O impeachment é a via política clássica, precisando do endosso inicial do presidente da Câmara dos Deputados, até agora inexistente, para existir. Mas também existe a via penal, no inquérito que corre no Supremo. Embora ainda em fase de investigação, é a frente mais avançada. O procurador-geral, apontado por Bolsonaro em setembro passado, decidirá se há material para denunciá-lo ―mas, em qualquer caso, o pedido precisaria de autorização do Congresso para virar uma ação penal e afastar o presidente. A tentativa de se blindar com apoio parlamentar está em pleno vapor. O presidente, que que governou o primeiro ano com uma maioria parlamentar instável, agora investe em assegurar cargos para garantir os votos do chamado Centrão. Recriou até um ministério exclusivamente para isso.
No horizonte, há outro fator: o general da reserva Hamilton Mourão. O vice-presidente assumirá o poder se Bolsonaro cair —salvo que ambos sejam retirados nas ações que correm no TSE. Ainda que Mourão tenha sido a primeira escolhida do presidente, os seguidores de Bolsonaro consideram que o fato de Mourão proceder das Forças Armadas poderia ser um elemento dissuasivo ante a tentação de destituir o presidente.

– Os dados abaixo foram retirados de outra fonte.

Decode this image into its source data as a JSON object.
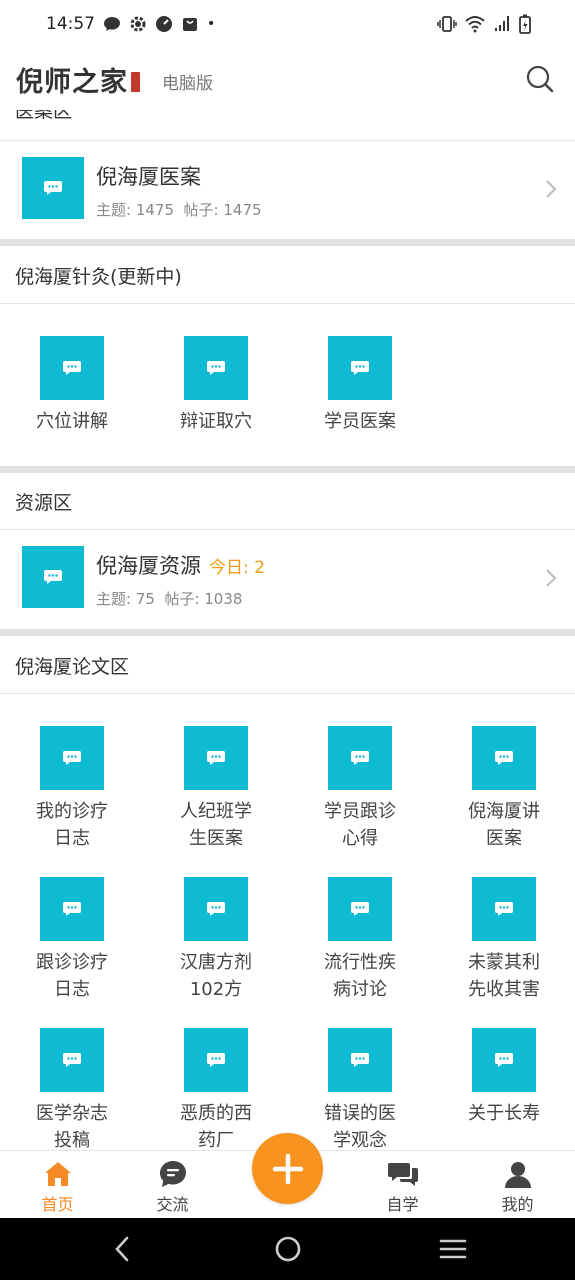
{
  "status_bar": {
    "time": "14:57",
    "dot": "•"
  },
  "header": {
    "logo": "倪师之家",
    "desktop_link": "电脑版",
    "icons": {
      "search": "search-icon"
    }
  },
  "sections": {
    "cases": {
      "title": "医案区",
      "forum": {
        "name": "倪海厦医案",
        "stats": "主题: 1475  帖子: 1475"
      }
    },
    "acupuncture": {
      "title": "倪海厦针灸(更新中)",
      "items": [
        "穴位讲解",
        "辩证取穴",
        "学员医案"
      ]
    },
    "resources": {
      "title": "资源区",
      "forum": {
        "name": "倪海厦资源",
        "today": "今日: 2",
        "stats": "主题: 75  帖子: 1038"
      }
    },
    "papers": {
      "title": "倪海厦论文区",
      "items": [
        {
          "line1": "我的诊疗",
          "line2": "日志"
        },
        {
          "line1": "人纪班学",
          "line2": "生医案"
        },
        {
          "line1": "学员跟诊",
          "line2": "心得"
        },
        {
          "line1": "倪海厦讲",
          "line2": "医案"
        },
        {
          "line1": "跟诊诊疗",
          "line2": "日志"
        },
        {
          "line1": "汉唐方剂",
          "line2": "102方"
        },
        {
          "line1": "流行性疾",
          "line2": "病讨论"
        },
        {
          "line1": "未蒙其利",
          "line2": "先收其害"
        },
        {
          "line1": "医学杂志",
          "line2": "投稿"
        },
        {
          "line1": "恶质的西",
          "line2": "药厂"
        },
        {
          "line1": "错误的医",
          "line2": "学观念"
        },
        {
          "line1": "关于长寿",
          "line2": ""
        }
      ]
    }
  },
  "bottom_nav": {
    "home": "首页",
    "chat": "交流",
    "study": "自学",
    "mine": "我的"
  },
  "colors": {
    "accent": "#f58a26",
    "tile": "#0fbbd3",
    "today": "#f39c12",
    "fab": "#f7931e"
  }
}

A cientista política Martins aponta outro fator importante: “Mourão não é um político, o que dificulta sua conversa com o Congresso” para realizar uma eventual destituição. Salvo surpresas, as eleições municipais previstas para o fim do ano, e a renovação do comando do Senado e da Câmara no começo do ano que vem, serão o melhor termômetro para medir as forças de Bolsonaro e seus aliados.